With La BM du seigneur, Hue presents what already appeared in his early documentary films. The fiction is announced as a second tempo of the documentary, not to say its representation. Moving unexpectedly from one genre to the other, the artist seems to solve a problem that nevertheless haunts the whole history of documentary cinema: the issue of the legitimacy of editing and “re-enactment”. He thus provides a pedigree for the “remake”, in the sense of  “reverting back to start all over again”, but also of weaving the connection between the elements filmed. His cinema finds the right distance between the film itself and the environment it is part and parcel of, the living characters and those brought to the screen. Within the filmed situation, the film-maker may, in a general way, undergo the delicate experience of a temporal diffraction playing the role of trick-maker at the same time as the role of instant recorder, but Hue keeps his balance. Both outside and inside the field of representation, he does not refuse to have a relationship with his interlocutor, but he remains physically absent from the image. Filming does not mean keeping an eye on what happens in the camera’s spyhole, but being present at what is being filmed, being aware of the presence of the characters being filmed, and introducing a quality of presence. In Quoi de neuf docteur ?(What’s Up, Doc?) (2003), he takes the place of the passenger in the car whom the driver asks to lower his lens, to avoid being stopped by the police. “The cops of all these dead people, if he stops me, I have to run him down…” because the driver does not have his licence. The camera becomes a suspect object, forced to withdraw so that reality is not affected.
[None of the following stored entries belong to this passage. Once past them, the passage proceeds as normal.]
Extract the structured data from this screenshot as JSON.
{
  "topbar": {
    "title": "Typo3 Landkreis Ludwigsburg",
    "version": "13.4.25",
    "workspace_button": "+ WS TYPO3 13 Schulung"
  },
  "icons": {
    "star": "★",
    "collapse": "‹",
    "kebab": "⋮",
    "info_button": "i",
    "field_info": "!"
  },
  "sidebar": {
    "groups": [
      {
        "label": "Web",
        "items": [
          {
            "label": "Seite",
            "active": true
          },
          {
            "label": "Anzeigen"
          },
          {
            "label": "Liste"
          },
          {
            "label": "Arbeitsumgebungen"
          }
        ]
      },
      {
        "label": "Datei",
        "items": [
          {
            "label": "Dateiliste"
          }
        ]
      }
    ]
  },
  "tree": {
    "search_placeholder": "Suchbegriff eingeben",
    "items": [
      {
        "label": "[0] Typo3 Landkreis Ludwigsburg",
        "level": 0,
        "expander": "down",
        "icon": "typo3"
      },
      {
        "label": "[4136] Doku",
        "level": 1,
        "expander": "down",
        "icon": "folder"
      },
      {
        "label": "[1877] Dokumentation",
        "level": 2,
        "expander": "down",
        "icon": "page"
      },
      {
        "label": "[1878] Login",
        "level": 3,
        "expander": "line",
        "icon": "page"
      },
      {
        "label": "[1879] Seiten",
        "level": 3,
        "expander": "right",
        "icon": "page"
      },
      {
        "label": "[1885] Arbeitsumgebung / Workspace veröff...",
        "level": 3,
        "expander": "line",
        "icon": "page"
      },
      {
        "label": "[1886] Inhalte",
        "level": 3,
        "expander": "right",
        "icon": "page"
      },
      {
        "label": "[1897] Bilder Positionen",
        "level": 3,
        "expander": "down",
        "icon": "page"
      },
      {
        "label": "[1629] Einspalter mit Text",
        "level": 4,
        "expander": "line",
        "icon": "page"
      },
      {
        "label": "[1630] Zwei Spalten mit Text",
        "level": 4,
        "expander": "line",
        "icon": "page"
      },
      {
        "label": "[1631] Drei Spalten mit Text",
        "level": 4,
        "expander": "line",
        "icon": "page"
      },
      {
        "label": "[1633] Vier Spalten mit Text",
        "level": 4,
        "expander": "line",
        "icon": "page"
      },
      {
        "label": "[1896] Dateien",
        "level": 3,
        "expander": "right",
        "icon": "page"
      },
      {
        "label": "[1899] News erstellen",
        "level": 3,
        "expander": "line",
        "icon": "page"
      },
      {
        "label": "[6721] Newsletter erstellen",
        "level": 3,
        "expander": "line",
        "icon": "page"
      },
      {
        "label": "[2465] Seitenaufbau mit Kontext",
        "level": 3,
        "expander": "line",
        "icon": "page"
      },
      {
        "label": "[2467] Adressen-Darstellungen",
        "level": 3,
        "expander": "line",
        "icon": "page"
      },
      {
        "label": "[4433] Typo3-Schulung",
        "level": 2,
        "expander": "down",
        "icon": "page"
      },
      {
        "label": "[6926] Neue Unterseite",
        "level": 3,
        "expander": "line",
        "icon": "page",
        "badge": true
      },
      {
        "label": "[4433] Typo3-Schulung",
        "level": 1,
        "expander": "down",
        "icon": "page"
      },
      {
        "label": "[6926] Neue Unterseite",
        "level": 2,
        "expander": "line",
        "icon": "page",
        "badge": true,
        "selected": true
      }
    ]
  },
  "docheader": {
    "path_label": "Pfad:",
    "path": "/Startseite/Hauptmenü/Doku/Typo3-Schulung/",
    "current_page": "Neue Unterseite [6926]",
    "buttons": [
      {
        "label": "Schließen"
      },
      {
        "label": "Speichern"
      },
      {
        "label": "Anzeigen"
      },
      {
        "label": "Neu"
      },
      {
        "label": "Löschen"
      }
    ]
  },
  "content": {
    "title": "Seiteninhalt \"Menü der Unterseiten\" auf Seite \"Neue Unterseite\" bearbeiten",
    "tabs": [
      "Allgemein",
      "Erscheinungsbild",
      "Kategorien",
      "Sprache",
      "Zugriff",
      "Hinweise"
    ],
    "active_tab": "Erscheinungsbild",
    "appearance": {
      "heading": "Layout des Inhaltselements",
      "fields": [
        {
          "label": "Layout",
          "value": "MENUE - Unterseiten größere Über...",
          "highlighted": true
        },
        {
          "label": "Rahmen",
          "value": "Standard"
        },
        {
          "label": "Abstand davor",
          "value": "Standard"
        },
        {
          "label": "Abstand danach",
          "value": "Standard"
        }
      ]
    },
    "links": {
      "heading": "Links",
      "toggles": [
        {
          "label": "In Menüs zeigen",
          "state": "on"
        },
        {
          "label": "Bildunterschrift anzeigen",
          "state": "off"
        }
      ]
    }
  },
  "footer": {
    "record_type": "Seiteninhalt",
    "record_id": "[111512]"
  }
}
Ever since Rouch and Les maîtres fous, we know that the camera is something active, that it has the power to summon up and influence reality. We know that the moment of filming is a moment of life which has an effect on the film produced. We have seen Chronique d’un été trying to show, live, the camera’s powers of intimidation. Together with the philosopher François Niney, we believe that “fiction should not put into brackets the reality of which it is part, which it cuts out and redraws at the same time.”4 With Hue, this is a poignant observation. The film is edited in the interaction between filming and filmed. So when the film-maker worries about stealing the image of his companions without giving anything back, we say to ourselves that this is undoubtedly the touch of humility which lends his work its majestic aspect. Because he forgets that he is not taking the image, but giving it to them. The loser wins.

 

1 The title is freely borrowed from words of St. Teresa of Avila: “Understand that if it be the kitchen, the Lord walks among the pots and pans”, The Book of Foundations, 1577.
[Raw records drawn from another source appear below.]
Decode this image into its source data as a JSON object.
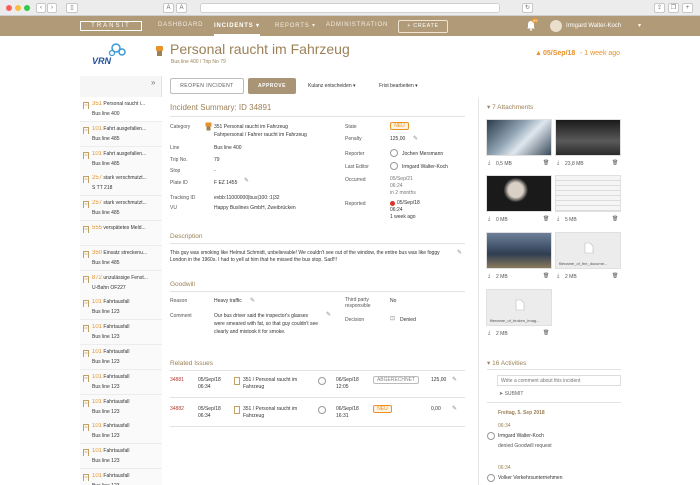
{
  "browser": {
    "reader_label": "A"
  },
  "app": {
    "brand": "TRANSIT",
    "nav": [
      "DASHBOARD",
      "INCIDENTS ▾",
      "REPORTS ▾",
      "ADMINISTRATION"
    ],
    "create": "+ CREATE",
    "user": "Irmgard Walter-Koch",
    "notif_count": "99"
  },
  "header": {
    "logo": "VRN",
    "title": "Personal raucht im Fahrzeug",
    "subtitle": "Bus line 400 / Trip No 79",
    "date": "05/Sep/18",
    "ago": "- 1 week ago"
  },
  "toolbar": {
    "reopen": "REOPEN INCIDENT",
    "approve": "APPROVE",
    "kulanz": "Kulanz entscheiden ▾",
    "frist": "Frist bearbeiten ▾"
  },
  "sidebar": [
    {
      "num": "351",
      "title": "Personal raucht i...",
      "sub": "Bus line 400"
    },
    {
      "num": "101",
      "title": "Fahrt ausgefallen...",
      "sub": "Bus line 485"
    },
    {
      "num": "101",
      "title": "Fahrt ausgefallen...",
      "sub": "Bus line 485"
    },
    {
      "num": "257",
      "title": "stark verschmutzt...",
      "sub": "S TT 218"
    },
    {
      "num": "257",
      "title": "stark verschmutzt...",
      "sub": "Bus line 485"
    },
    {
      "num": "555",
      "title": "verspätetes Meld...",
      "sub": ""
    },
    {
      "num": "350",
      "title": "Einsatz streckenu...",
      "sub": "Bus line 485"
    },
    {
      "num": "872",
      "title": "unzulässige Fenst...",
      "sub": "U-Bahn OF227"
    },
    {
      "num": "101",
      "title": "Fahrtausfall",
      "sub": "Bus line 123"
    },
    {
      "num": "101",
      "title": "Fahrtausfall",
      "sub": "Bus line 123"
    },
    {
      "num": "101",
      "title": "Fahrtausfall",
      "sub": "Bus line 123"
    },
    {
      "num": "101",
      "title": "Fahrtausfall",
      "sub": "Bus line 123"
    },
    {
      "num": "101",
      "title": "Fahrtausfall",
      "sub": "Bus line 123"
    },
    {
      "num": "101",
      "title": "Fahrtausfall",
      "sub": "Bus line 123"
    },
    {
      "num": "101",
      "title": "Fahrtausfall",
      "sub": "Bus line 123"
    },
    {
      "num": "101",
      "title": "Fahrtausfall",
      "sub": "Bus line 123"
    }
  ],
  "summary": {
    "heading": "Incident Summary: ID 34891",
    "left": [
      {
        "k": "Category",
        "v": "351 Personal raucht im Fahrzeug"
      },
      {
        "k": "",
        "v": "Fahrpersonal / Fahrer raucht im Fahrzeug"
      },
      {
        "k": "Line",
        "v": "Bus line 400"
      },
      {
        "k": "Trip No.",
        "v": "79"
      },
      {
        "k": "Stop",
        "v": "-"
      },
      {
        "k": "Plate ID",
        "v": "F EZ 1455"
      },
      {
        "k": "Tracking ID",
        "v": "evbb:11000000|bus|100::1|32"
      },
      {
        "k": "VU",
        "v": "Happy Buslines GmbH, Zweibrücken"
      }
    ],
    "state_label": "State",
    "state": "NEU",
    "penalty_label": "Penalty",
    "penalty": "125,00",
    "reporter_label": "Reporter",
    "reporter": "Jochen Mersmann",
    "editor_label": "Last Editor",
    "editor": "Irmgard Walter-Koch",
    "occurred_label": "Occurred",
    "occurred": [
      "05/Sep/21",
      "06:24",
      "in 2 months"
    ],
    "reported_label": "Reported",
    "reported": [
      "05/Sep/18",
      "06:24",
      "1 week ago"
    ]
  },
  "description": {
    "heading": "Description",
    "text": "This guy was smoking like Helmut Schmidt, unbelievable! We couldn't see out of the window, the entire bus was like foggy London in the 1960s. I had to yell at him that he missed the bus stop. Sad!!!"
  },
  "goodwill": {
    "heading": "Goodwill",
    "reason_label": "Reason",
    "reason": "Heavy traffic",
    "comment_label": "Comment",
    "comment": "Our bus driver said the inspector's glasses were smeared with fat, so that guy couldn't see clearly and mistook it for smoke.",
    "third_label": "Third party responsible",
    "third": "No",
    "decision_label": "Decision",
    "decision": "Denied"
  },
  "related": {
    "heading": "Related Issues",
    "rows": [
      {
        "id": "34881",
        "date": "05/Sep/18",
        "time": "06:34",
        "title": "351 / Personal raucht im Fahrzeug",
        "d2": "06/Sep/18",
        "t2": "12:05",
        "status": "ABGERECHNET",
        "amount": "125,00"
      },
      {
        "id": "34882",
        "date": "05/Sep/18",
        "time": "06:34",
        "title": "351 / Personal raucht im Fahrzeug",
        "d2": "06/Sep/18",
        "t2": "16:31",
        "status": "NEU",
        "amount": "0,00"
      }
    ]
  },
  "attachments": {
    "heading": "7 Attachments",
    "items": [
      {
        "size": "0,5 MB"
      },
      {
        "size": "23,8 MB"
      },
      {
        "size": "0 MB"
      },
      {
        "size": "5 MB"
      },
      {
        "size": "2 MB",
        "name": ""
      },
      {
        "size": "2 MB",
        "name": "filename_of_the_docume..."
      },
      {
        "size": "2 MB",
        "name": "filename_of_broken_imag..."
      }
    ]
  },
  "activities": {
    "heading": "16 Activities",
    "placeholder": "Write a comment about this incident",
    "submit": "SUBMIT",
    "day": "Freitag, 5. Sep 2018",
    "entries": [
      {
        "time": "06:34",
        "who": "Irmgard Walter-Koch",
        "what": "denied Goodwill request"
      },
      {
        "time": "06:34",
        "who": "Volker Verkehrsunternehmen",
        "what": ""
      }
    ]
  },
  "colors": {
    "brand": "#b09a78",
    "accent": "#e6932b",
    "title": "#9c8157"
  }
}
2 All the quotations are from an interview with the artist conducted in June 2011.

3 From 1920 on, the Russian film-maker and theoretician Lev Kuleshov headed the Moscow film school, the VGIK, where he set up an experimental editing laboratory, based on two types: reflex editing which influences the feelings — shot editing included in the plot’s logical unfolding — and attraction editing, giving rise to the appearance of an idea, and playing with the intellect. Thereby, we go beyond the plot’s logical development through a collision of two different shots. These types of editing were, in particular, used by Eisenstein.

4 François Niney, Épreuve du réel à l’écran, De Boeck, 2002, p 312.